One thing you can do to get a fat sound is to eavily compress the room mics (or your OH, or reverb), Fast attack but slower release(up to 1 sec).
You then have to put the kick (and snare if you like the effect) in sidechain to trigger the compressor, so that the cymbals and reverb have a longer, unnatural sustain. If you adjust the release carfully you will find the right timing for the song, pumping the compressor to give a fat, surnatural effect.

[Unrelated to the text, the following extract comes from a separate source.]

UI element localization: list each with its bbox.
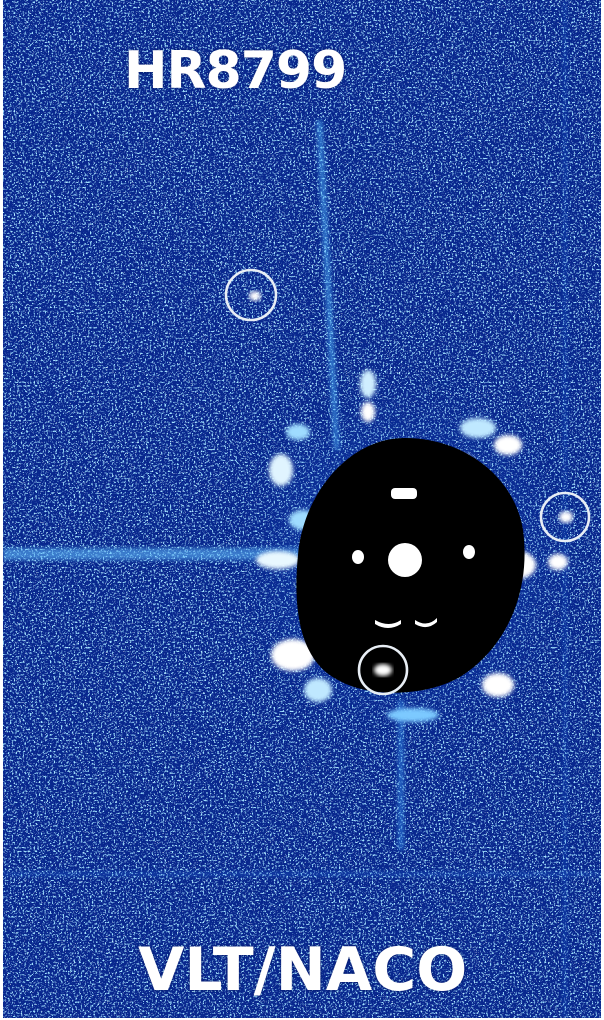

you love it or you don't...

anonymous Tue, 03/25/2003 - 11:57

Nate is correct, less is more .. the problem is that very few drummers know what to do in the studio that makes that possible, so the engineer get's the bullet, and back to the original issue of compression to solve that .. in that case I try to build the kit sound around the strongest and most consistant part of that drummer, be it the kick, snare, toms .. and then go backwards to getting the rest of the kit up closer to that with compression, so that I can bring the entire kit in and up with some consistant drive .. chances are the drummer will be consistantly week or strong throughout the session on given parts of the kit, and that mics alone will not bring in enough to make up the week parts. So age old, find the loudest hit on the weekest drum, set threshold to that, ratio to threshold that allows you to boost output, and see what you're left with.

Alécio Costa Thu, 04/03/2003 - 12:12

the problem is related mostly with latency, delay that each individual plugin adds to the track in question. For example, TC Master X5 band mode, TDM,with a look ahead of 10ms can provide ya over 1k delayed samples. Q4 in RTAS mode just adds 1 sample delay..

Sometimes when I double mike a snare, besides phase issue, as I add plugins I do need to reevaluate the phase so as to avoid weird comb filtering and so.